Pierre est un garçon et ses yeux sont bleus. Certes ! Diantre !! Diable !!! Si vous l’dites. Mais je n’y crois toujours pas. Je suis rentrée dans le livre avec la pierre et j’en suis sortie plus convaincue encore. Nadine Lamaison voulait me jouer un tour, mais ça n’a pas fonctionné. Et tant mieux, car je crois que c’est ainsi et pas autrement que son tour est réussi !
Quatre heures durant, j’ai lu des mots en entendant une autre histoire.
Dans les mots, il y a du temps qui s’écoule, des mois, des saisons ; dans l’histoire que j’ai lue, il n’y a qu’un jour, un long dimanche…, un jour qui ne finit que pour exploser.

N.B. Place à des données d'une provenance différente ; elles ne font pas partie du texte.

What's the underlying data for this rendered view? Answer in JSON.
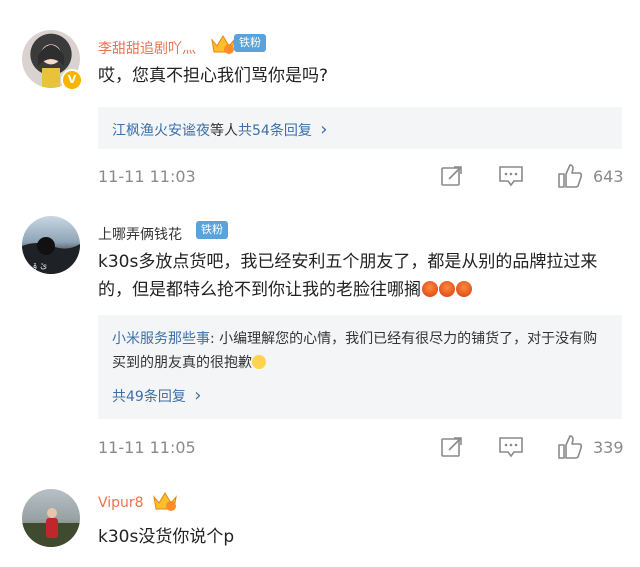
{
  "comments": [
    {
      "username": "李甜甜追剧吖灬",
      "fan_badge": "铁粉",
      "text": "哎，您真不担心我们骂你是吗?",
      "reply_summary": {
        "names": "江枫渔火安谧夜",
        "suffix": "等人",
        "count_text": "共54条回复",
        "chevron": "›"
      },
      "time": "11-11 11:03",
      "likes": "643"
    },
    {
      "username": "上哪弄俩钱花",
      "fan_badge": "铁粉",
      "text": "k30s多放点货吧，我已经安利五个朋友了，都是从别的品牌拉过来的，但是都特么抢不到你让我的老脸往哪搁",
      "reply": {
        "author": "小米服务那些事",
        "text": ": 小编理解您的心情，我们已经有很尽力的铺货了，对于没有购买到的朋友真的很抱歉",
        "count_text": "共49条回复",
        "chevron": "›"
      },
      "time": "11-11 11:05",
      "likes": "339"
    },
    {
      "username": "Vipur8",
      "text": "k30s没货你说个p"
    }
  ],
  "icons": {
    "share": "share-icon",
    "comment": "comment-icon",
    "like": "thumbs-up-icon"
  },
  "colors": {
    "username_highlight": "#eb7350",
    "link_blue": "#3d6fa9",
    "fan_badge_bg": "#5aa2dc",
    "meta_gray": "#8a8a8a"
  }
}
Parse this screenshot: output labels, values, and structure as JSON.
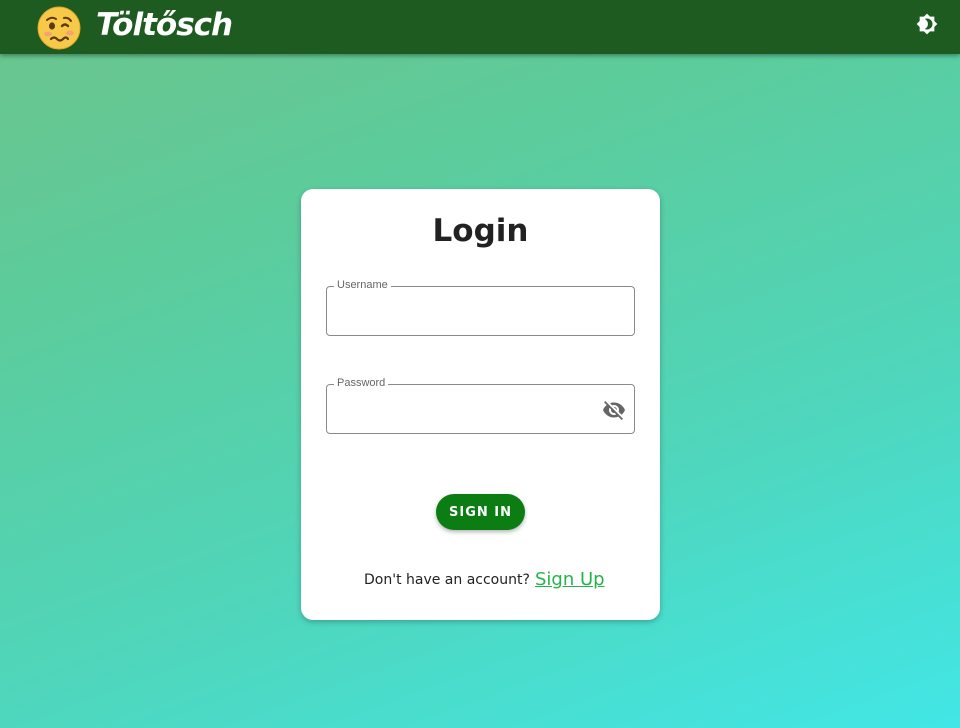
{
  "app": {
    "brand": "Töltősch",
    "logo_icon": "woozy-face-icon",
    "theme_toggle_icon": "brightness-icon"
  },
  "colors": {
    "appbar": "#1e5b20",
    "primary_button": "#0b7d12",
    "link": "#27b34a",
    "background_start": "#6cc48c",
    "background_end": "#42e6e6"
  },
  "login": {
    "title": "Login",
    "username": {
      "label": "Username",
      "value": ""
    },
    "password": {
      "label": "Password",
      "value": "",
      "toggle_icon": "eye-off-icon"
    },
    "submit_label": "SIGN IN",
    "signup_prompt": "Don't have an account?",
    "signup_link": "Sign Up"
  }
}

Une explosion préfigurant celle de la guerre 39-45 qui éclate dans les dernières lignes.
Dans les mots il y a des gens, toute une famille, mais dans l’histoire, il n’y a qu’un seul corps, grouillant de vie ou de vermine, on ne sait pas.
Dans les mots, il y a des peuples (français, italien, allemand, algérien…). Dans l’histoire, il n’y a qu’une seule humanité et plus précisément il n’y a que le peuple, les ouvriers et leur force physique, leur soif de vin, les femmes avec leurs corvées, leurs corps désirants-désirés, leurs corps, rien que des corps d’enfants, de poupées, d’animaux de ferme, animaux sacrifiés, prélude à la nouvelle boucherie organisée qui avance et qui va faire tout péter.

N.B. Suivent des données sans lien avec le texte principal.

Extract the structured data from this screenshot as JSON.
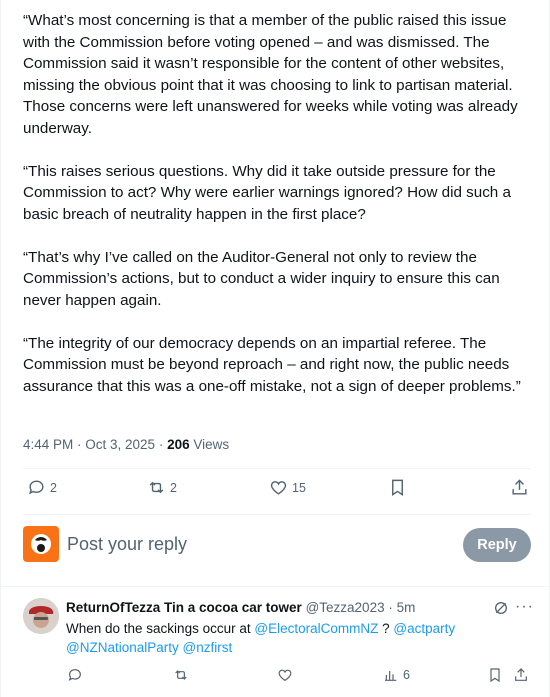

Et le style, demandez-vous ?
Hypnotique. Comme une musique répétitive, une goutte d’eau qui finit par déchirer notre silence intérieur. À quoi est-ce dû ? Au rythme, je crois. Pas au rythme de la phrase elle-même, mais plutôt à celui du regard, du déplacement du regard de l’auteur comme un balancier, et aussi à sa direction d’orchestre.
Je n’en dirai pas plus au risque d’en dire trop.
Place au livre.
Les yeux de Pierre, Nadine Lamaison – Edition Publibook – ISBN 978-2-7483-0105-2 – 200 pages – 16€77.